We cut a right into the Passage Brady, one of the covered market arcades hidden all around Paris. It's filled primarily with Pakistani and Indian shops, spilling over with fragrant spices, fragrant rices, and all manner of peppers. There are a number of questionable-looking restaurants offering dirt cheap menus, and we sat down at La Reine de Kashmir, lured by its low prices and "outdoor" seating.

Feasting on a delightful Thali Rani (a set lunch composed of a couple of curries, basmati rice, samosa, tandoori chicken, and naan), we clinked our glasses of mango lassi and beer and took it all in. Men and women were getting 6€ haircuts at the hair salons across the way (which is to say, about 2 metres from us), Arabs covered in hijab squeezed by pasty, bare-legged, but off-the-beaten-path German tourists, people yelled in their mobile phones in Urdu (or was it Hindi?), older women tut-tutted their grandkids in an African tongue I'd never heard before, pigeons swooped down to pick up dropped garbage. It seemed positively third-world... and fantastic.

Sated by our meal, we went for a walk down the Faubourg du and then Rue Saint-Denis, snickering at the well-past-their-prime prostitutes hawking their, umm, wares in the afternoon heat. "See, I told you they're for real!" I exclaimed to Alannah. "So is this form of prostitution legal here?" she asked, referring to the wretchedly dolled up street-walkers leaning against the wall. I didn't know the answer. I guess if anyone in their 50's wants to do it, they've earned the right.

Oddly enough, this street is about a block from the Quartier Piéton de Montorgueil - m2 for m2 the most expensive neighborhood in Paris. Maybe that's how you pay the rent.

We wound our way south to the Les Halles area, checking out an incredible spice shop along the way, then did some browsing on the last day of soldes at the giant, labyrinthine BHV department store, along with some other home stores until closing time. Then we headed back to Montorgueil for some ice cold smoothies and retiring back to the sleepy old 17th.

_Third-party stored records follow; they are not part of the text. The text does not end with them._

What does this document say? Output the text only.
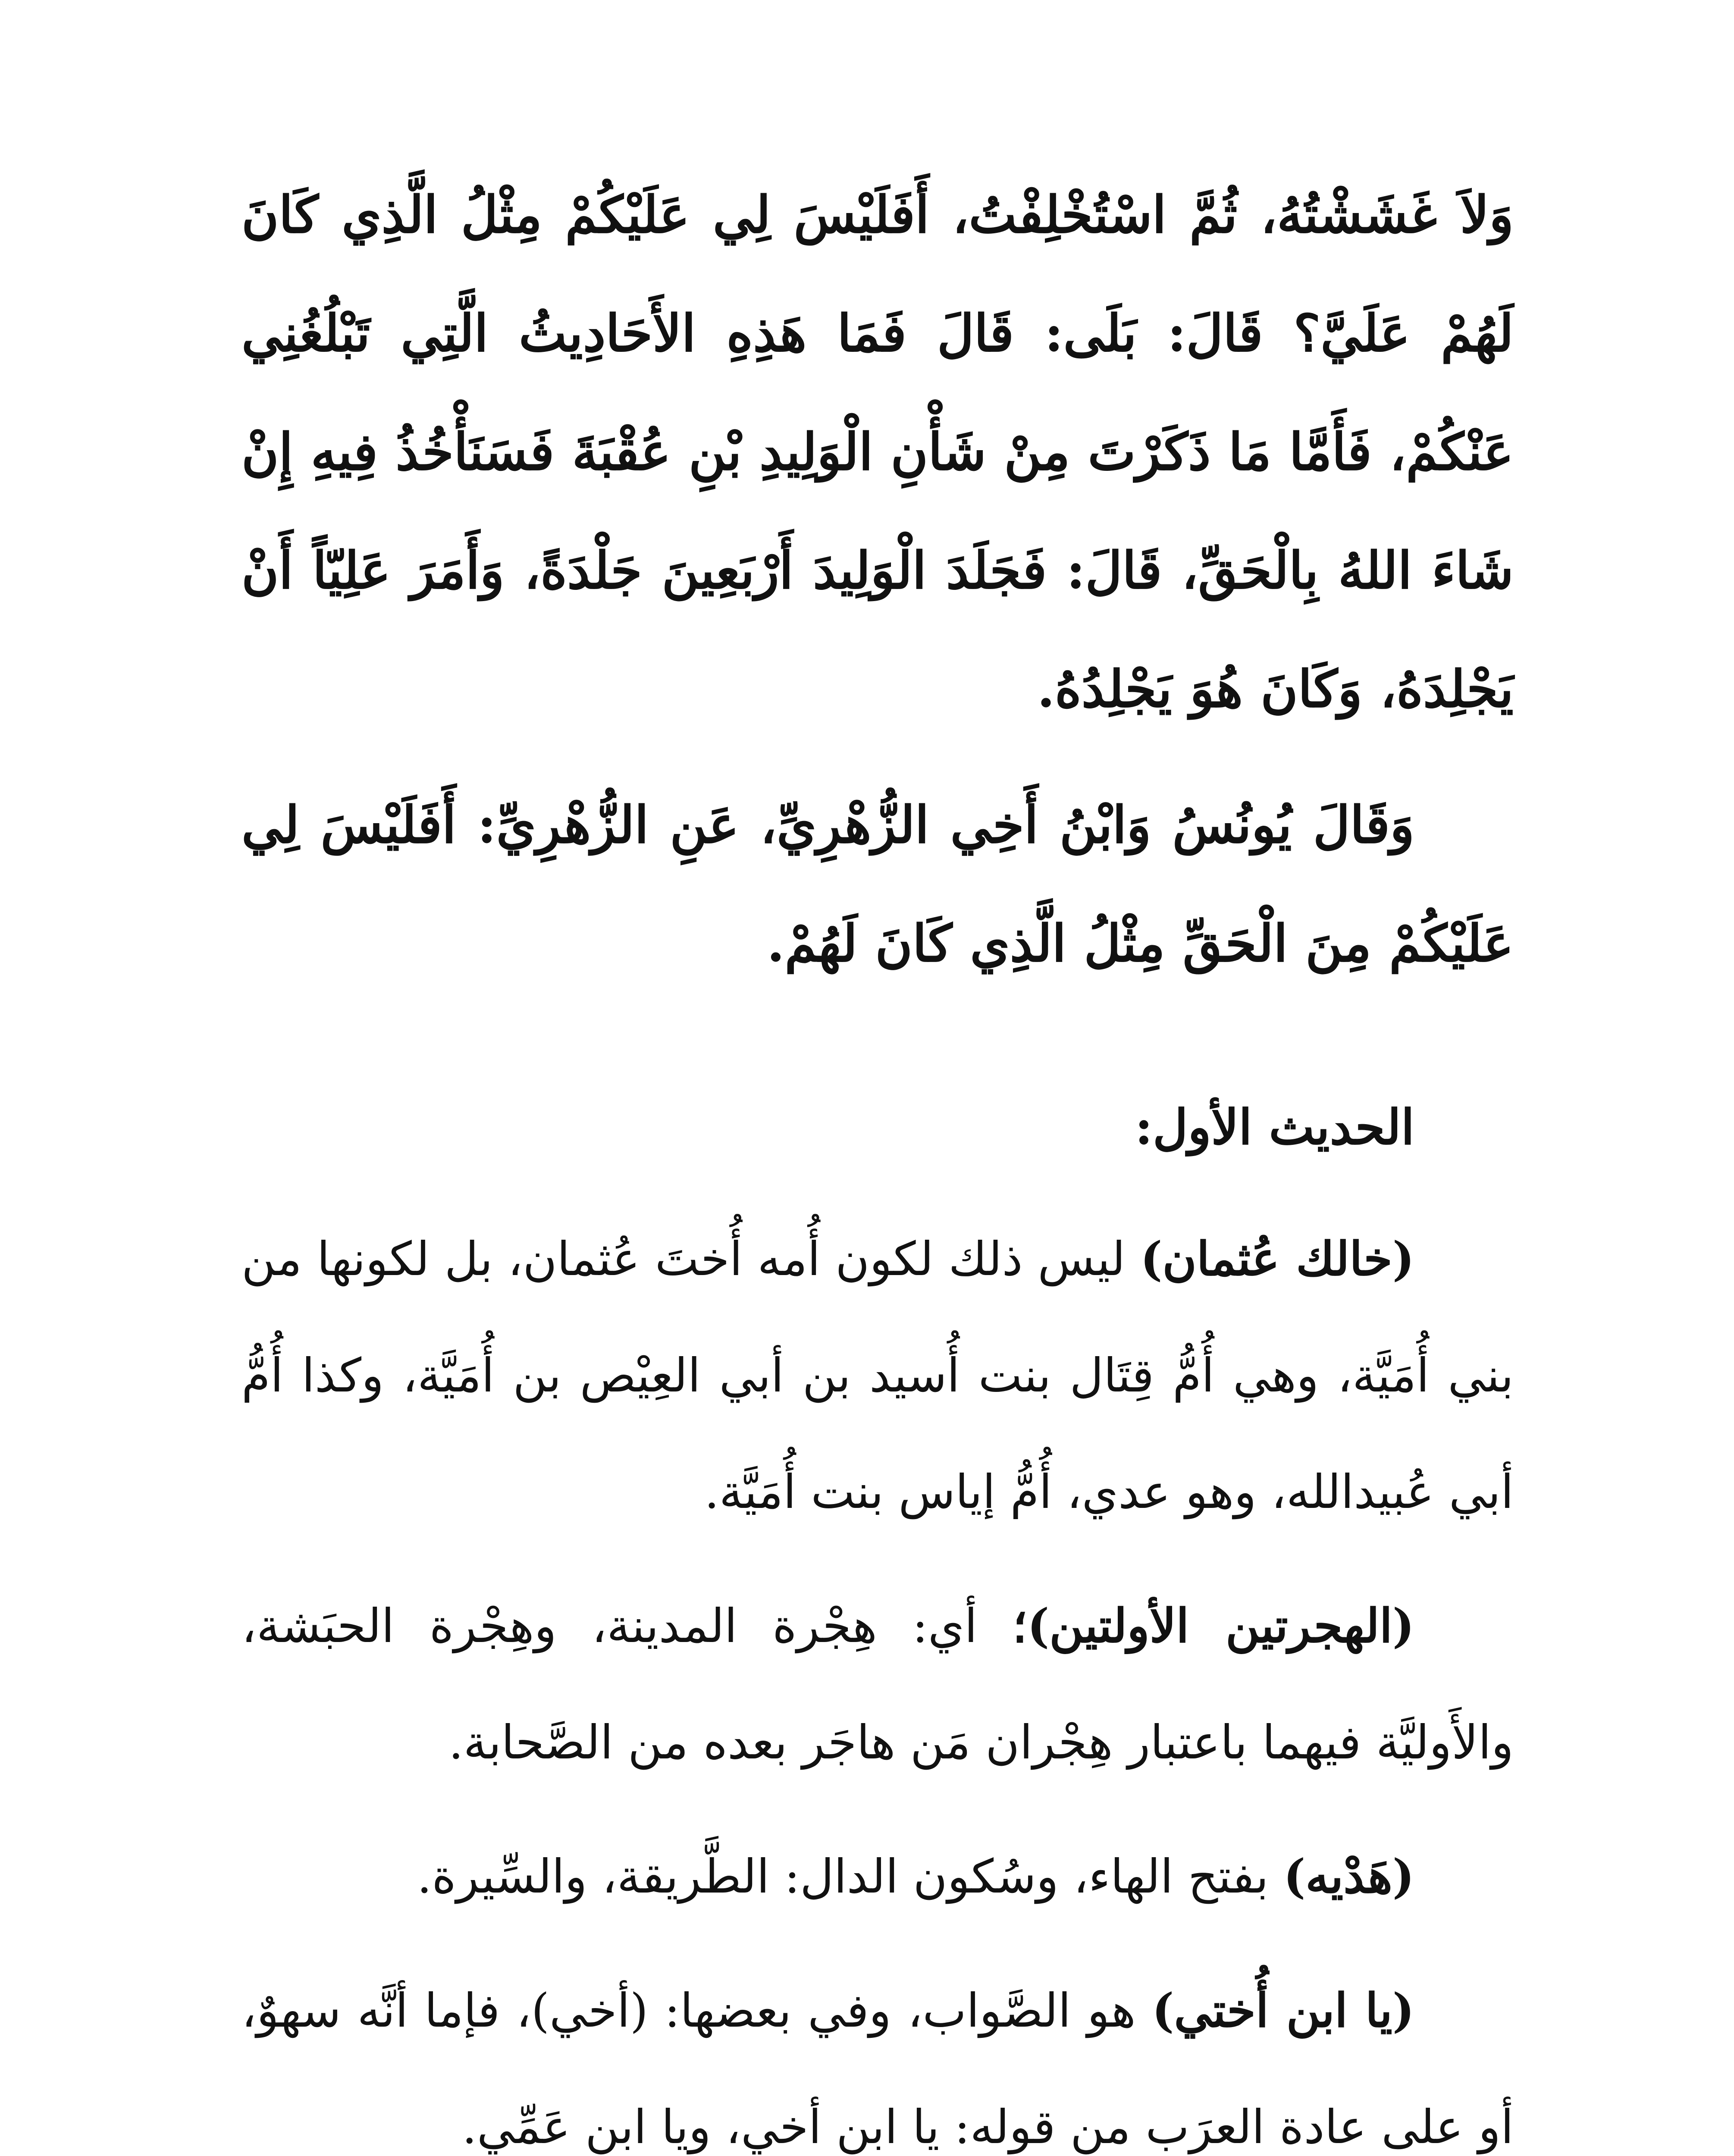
وَلاَ غَشَشْتُهُ، ثُمَّ اسْتُخْلِفْتُ، أَفَلَيْسَ لِي عَلَيْكُمْ مِثْلُ الَّذِي كَانَ لَهُمْ عَلَيَّ؟ قَالَ: بَلَى: قَالَ فَمَا هَذِهِ الأَحَادِيثُ الَّتِي تَبْلُغُنِي عَنْكُمْ، فَأَمَّا مَا ذَكَرْتَ مِنْ شَأْنِ الْوَلِيدِ بْنِ عُقْبَةَ فَسَنَأْخُذُ فِيهِ إِنْ شَاءَ اللهُ بِالْحَقِّ، قَالَ: فَجَلَدَ الْوَلِيدَ أَرْبَعِينَ جَلْدَةً، وَأَمَرَ عَلِيّاً أَنْ يَجْلِدَهُ، وَكَانَ هُوَ يَجْلِدُهُ.

وَقَالَ يُونُسُ وَابْنُ أَخِي الزُّهْرِيِّ، عَنِ الزُّهْرِيِّ: أَفَلَيْسَ لِي عَلَيْكُمْ مِنَ الْحَقِّ مِثْلُ الَّذِي كَانَ لَهُمْ.

الحديث الأول:

(خالك عُثمان) ليس ذلك لكون أُمه أُختَ عُثمان، بل لكونها من بني أُمَيَّة، وهي أُمُّ قِتَال بنت أُسيد بن أبي العِيْص بن أُمَيَّة، وكذا أُمُّ أبي عُبيدالله، وهو عدي، أُمُّ إياس بنت أُمَيَّة.

(الهجرتين الأولتين)؛ أي: هِجْرة المدينة، وهِجْرة الحبَشة، والأَوليَّة فيهما باعتبار هِجْران مَن هاجَر بعده من الصَّحابة.

(هَدْيه) بفتح الهاء، وسُكون الدال: الطَّريقة، والسِّيرة.

(يا ابن أُختي) هو الصَّواب، وفي بعضها: (أخي)، فإما أنَّه سهوٌ، أو على عادة العرَب من قوله: يا ابن أخي، ويا ابن عَمِّي.
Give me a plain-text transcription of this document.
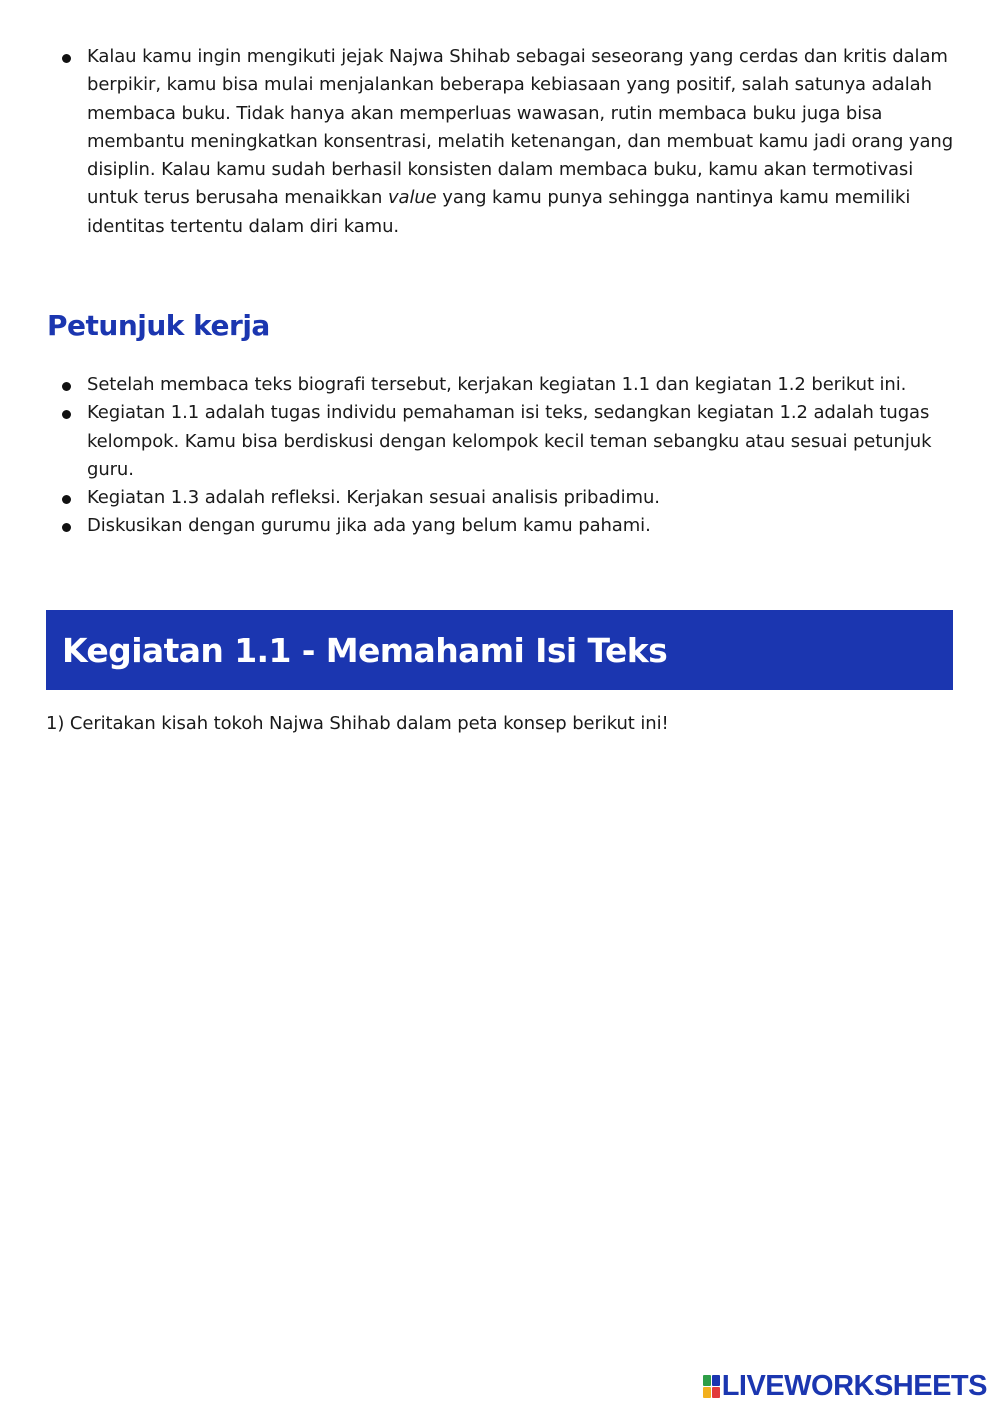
Kalau kamu ingin mengikuti jejak Najwa Shihab sebagai seseorang yang cerdas dan kritis dalam berpikir, kamu bisa mulai menjalankan beberapa kebiasaan yang positif, salah satunya adalah membaca buku. Tidak hanya akan memperluas wawasan, rutin membaca buku juga bisa membantu meningkatkan konsentrasi, melatih ketenangan, dan membuat kamu jadi orang yang disiplin. Kalau kamu sudah berhasil konsisten dalam membaca buku, kamu akan termotivasi untuk terus berusaha menaikkan value yang kamu punya sehingga nantinya kamu memiliki identitas tertentu dalam diri kamu.
Petunjuk kerja
Setelah membaca teks biografi tersebut, kerjakan kegiatan 1.1 dan kegiatan 1.2 berikut ini.
Kegiatan 1.1 adalah tugas individu pemahaman isi teks, sedangkan kegiatan 1.2 adalah tugas kelompok. Kamu bisa berdiskusi dengan kelompok kecil teman sebangku atau sesuai petunjuk guru.
Kegiatan 1.3 adalah refleksi. Kerjakan sesuai analisis pribadimu.
Diskusikan dengan gurumu jika ada yang belum kamu pahami.
Kegiatan 1.1 - Memahami Isi Teks

1) Ceritakan kisah tokoh Najwa Shihab dalam peta konsep berikut ini!

LIVEWORKSHEETS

This morning called for some more sleeping in, and wasting much of the day by watching TV. I caught an old 1986 episode of Diffr'nt Strokes dubbed into French - wherein whomever does Gary Coleman's voiceover overacts as much as the original. Brilliant! Just as Arnold was making some quip about the snobby, prissy Lisa, I heard the microwave DING!

"Whatcha makin?" I asked Alannah.

"Oh, just heating up some wax."

Realizing that I've got to do more with my weekend, I came up with a brilliant idea. "Ooh, do me! Do me! I've never been waxed before."

Alannah isn't someone to stop an idiot from trying out his idiotic ideas. I took my shirt off and let her smear a patch of wax on a tuft of wiry, black Middle Eastern hair on my shoulder. As the wax cooled a bit, I started getting excited. Anticipating a world of searing pain, I grabbed the heel of a stale baguette and bit down on it.

She counted down. 3... 2... 1...

RrrrrrRIP!

"That's it?"

It was fairly painless, and overall very anticlimactic. But my left shoulder is now smoother than a Brazilian swimsuit model's junk.

Now I had to come up with more ways to fill up my Sunday.

But this boredom is brilliant. It's magnificent. It's what I would consider at this point an ideal weekend. Because for the first time in god knows how long, we didn't have to go to any open houses. We didn't have to meet up with any real estate agents. We didn't have to make photocopies of our dossier.

Because just the other day, we signed the lease on our brand new long-term apartment.

And go figure, it's in the aforementioned Montorgueil neighborhood. You know, that crazy expensive one. But I love it. And more importantly, the wife loves it.

I'll probably have to don a wig and sell my ass on Rue Saint-Denis to pay the rent, but at least that'll give me something to do besides getting waxed. Which will probably help sales, anyway.